The representation of wildland fire plumes and the interaction that a plume has with the atmosphere as it is advected downwind from the fire source is extremely important when addressing pollution transport and the local impacts that the plume has on the surrounding meteorology. Direct observations of wildfire plume evolution at a high spatiotemporal resolution and the impact of the background conditions on the structure of the plume are still rare. Furthermore, techniques to isolate the characteristics and structure of the plume within the vicinity of active burn areas are far and few between.

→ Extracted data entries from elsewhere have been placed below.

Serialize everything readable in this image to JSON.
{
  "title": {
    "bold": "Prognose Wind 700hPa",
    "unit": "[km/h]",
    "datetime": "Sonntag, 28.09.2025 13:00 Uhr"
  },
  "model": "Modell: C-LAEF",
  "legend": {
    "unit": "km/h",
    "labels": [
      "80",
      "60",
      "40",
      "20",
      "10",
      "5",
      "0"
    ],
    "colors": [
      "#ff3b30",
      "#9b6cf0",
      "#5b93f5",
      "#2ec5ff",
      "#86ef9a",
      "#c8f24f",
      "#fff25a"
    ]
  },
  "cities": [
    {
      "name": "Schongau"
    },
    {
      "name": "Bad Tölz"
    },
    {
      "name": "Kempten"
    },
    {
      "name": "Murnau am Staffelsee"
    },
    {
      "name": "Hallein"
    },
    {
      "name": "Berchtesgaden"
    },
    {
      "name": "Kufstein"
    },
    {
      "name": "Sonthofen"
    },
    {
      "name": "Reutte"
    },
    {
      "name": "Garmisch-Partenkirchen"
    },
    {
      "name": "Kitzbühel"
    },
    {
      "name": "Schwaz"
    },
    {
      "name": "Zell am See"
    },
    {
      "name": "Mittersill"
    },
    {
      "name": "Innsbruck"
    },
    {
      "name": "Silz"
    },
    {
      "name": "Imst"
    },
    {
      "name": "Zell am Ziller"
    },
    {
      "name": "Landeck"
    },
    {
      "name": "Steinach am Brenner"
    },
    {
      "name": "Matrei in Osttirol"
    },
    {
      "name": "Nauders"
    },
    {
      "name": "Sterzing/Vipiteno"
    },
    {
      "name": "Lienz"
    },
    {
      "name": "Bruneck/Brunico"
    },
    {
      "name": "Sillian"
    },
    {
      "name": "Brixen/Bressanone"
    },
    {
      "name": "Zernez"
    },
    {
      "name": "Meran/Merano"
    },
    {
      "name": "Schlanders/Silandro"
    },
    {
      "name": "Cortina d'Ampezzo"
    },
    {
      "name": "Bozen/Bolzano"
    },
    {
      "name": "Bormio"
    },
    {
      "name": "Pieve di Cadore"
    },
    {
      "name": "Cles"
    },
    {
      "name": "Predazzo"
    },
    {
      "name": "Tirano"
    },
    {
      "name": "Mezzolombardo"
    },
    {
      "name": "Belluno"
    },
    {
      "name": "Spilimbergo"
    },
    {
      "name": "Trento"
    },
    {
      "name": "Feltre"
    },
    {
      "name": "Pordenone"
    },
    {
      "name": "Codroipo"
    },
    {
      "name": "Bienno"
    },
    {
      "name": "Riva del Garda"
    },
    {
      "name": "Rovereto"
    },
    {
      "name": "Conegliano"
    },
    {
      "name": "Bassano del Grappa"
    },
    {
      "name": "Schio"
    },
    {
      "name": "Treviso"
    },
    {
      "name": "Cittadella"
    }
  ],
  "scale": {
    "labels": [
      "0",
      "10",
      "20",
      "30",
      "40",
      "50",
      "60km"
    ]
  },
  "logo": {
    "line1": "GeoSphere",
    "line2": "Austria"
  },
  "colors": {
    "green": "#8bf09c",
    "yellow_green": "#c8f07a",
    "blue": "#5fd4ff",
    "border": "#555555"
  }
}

The NOAA Chemical Sciences Laboratory (CSL) participated in the Fire Influence on Global to Regional Environments and Air Quality (FIREX-AQ) to address key questions related to air quality and fire behavior. The study presented herein focuses on the latter and was accomplished using Doppler lidar (DL) data collected aboard the NOAA Twin Otter (TO) aircraft. This study highlights three fires of different sizes (i.e., the Nevada Creek, Granite Gulch, and 163 HK Complex fires) that burned similar vegetation types and attempts to quantify the rise of the plume as well as the dynamical evolution of the plume at different distances downwind from the source.

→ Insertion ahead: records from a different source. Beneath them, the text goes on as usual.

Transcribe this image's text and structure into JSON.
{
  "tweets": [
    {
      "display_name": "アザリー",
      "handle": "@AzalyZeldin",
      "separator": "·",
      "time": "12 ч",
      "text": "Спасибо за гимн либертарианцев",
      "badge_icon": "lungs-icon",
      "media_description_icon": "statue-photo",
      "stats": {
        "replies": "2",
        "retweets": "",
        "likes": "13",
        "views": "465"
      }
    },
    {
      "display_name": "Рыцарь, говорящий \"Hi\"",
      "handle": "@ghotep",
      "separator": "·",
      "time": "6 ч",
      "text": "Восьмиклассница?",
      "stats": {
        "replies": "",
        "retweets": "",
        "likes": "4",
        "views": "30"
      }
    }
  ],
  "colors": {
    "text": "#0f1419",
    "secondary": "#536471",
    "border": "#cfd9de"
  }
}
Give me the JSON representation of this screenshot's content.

In the study presented, we estimate sensible heat fluxes using the Brigg’s formula for bent-over plumes in the presence of a background wind along with estimates of plume entrainment. While a range of sensible heat flux values were estimated using different definitions of the source radius and bulk wind, the plume entrainment was largest for actively ascending plumes and smallest for plumes that no longer experienced active ascent. The expansion of the plume, which led to an increase in plume area, shared an inverse relationship with the depth over width (DOW) of the plume, such that an increase in area was found to be coincident with plume widening.

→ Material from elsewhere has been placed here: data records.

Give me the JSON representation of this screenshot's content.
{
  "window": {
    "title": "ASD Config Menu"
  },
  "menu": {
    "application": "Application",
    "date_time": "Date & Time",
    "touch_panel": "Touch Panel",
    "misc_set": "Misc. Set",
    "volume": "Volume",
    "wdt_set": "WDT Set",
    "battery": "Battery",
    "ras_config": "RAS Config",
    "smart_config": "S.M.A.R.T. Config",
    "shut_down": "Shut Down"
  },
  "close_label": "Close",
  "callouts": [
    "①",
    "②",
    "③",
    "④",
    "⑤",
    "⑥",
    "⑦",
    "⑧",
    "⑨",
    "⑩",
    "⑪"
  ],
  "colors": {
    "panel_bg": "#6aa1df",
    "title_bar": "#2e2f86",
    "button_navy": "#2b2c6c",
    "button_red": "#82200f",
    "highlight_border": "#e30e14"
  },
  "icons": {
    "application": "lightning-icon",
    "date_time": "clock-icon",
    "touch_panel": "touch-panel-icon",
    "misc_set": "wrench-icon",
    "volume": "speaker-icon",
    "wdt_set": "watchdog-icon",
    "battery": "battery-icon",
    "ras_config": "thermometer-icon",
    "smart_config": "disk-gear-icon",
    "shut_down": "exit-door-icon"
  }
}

For each of the plumes investigated, we isolated the velocity core structures within cross-sectional areas positioned at different distances away from the fire source to characterize the intensity, width and depth, and area of updrafts and downdrafts. Velocity core intensities were found to generally decrease with distance. A distance independent scaling relationship in the form of a power law was found between the width and depth of velocity cores, with exponents typically ranging between ½ and 2/3. The significance of this finding is believed to be related to limitations of vertical growth of velocity cores due to the boundary layer (BL) depth, while less limiting factors exist in the horizontal that would lead to continued widening. Employing methods to examine how velocity core DOW and area changed with distance was statistically significant for certain cases. For instance, downdrafts typically exhibited a more robust statistical relationship compared to updrafts, especially for the 163 HK Complex fire, which featured a plume that rose over a short distance before advecting downwind at a nearly constant height. We surmise that the increase in statistical robustness for the 163 HK Complex fire was related to sampling the plume at a more dissipative stage where added energy into the plume was no longer factor downwind of the injection height. The lack of additional forcing could support the energy cascade to smaller scales that would lead to a reduction in the velocity core area of downdrafts with distance as well as a widening of velocity core structures as vertical velocities reduced and lateral dissipation ensued. Other cases considered statistically significant, but not to the degree observed for the 163 HK Complex fire, also featured a reduction in velocity core area and a decrease in DOW. For all cases, the number of velocity cores increased linearly with plume area, adding an additional 3 velocity cores for every 1 km² increase of the plume area.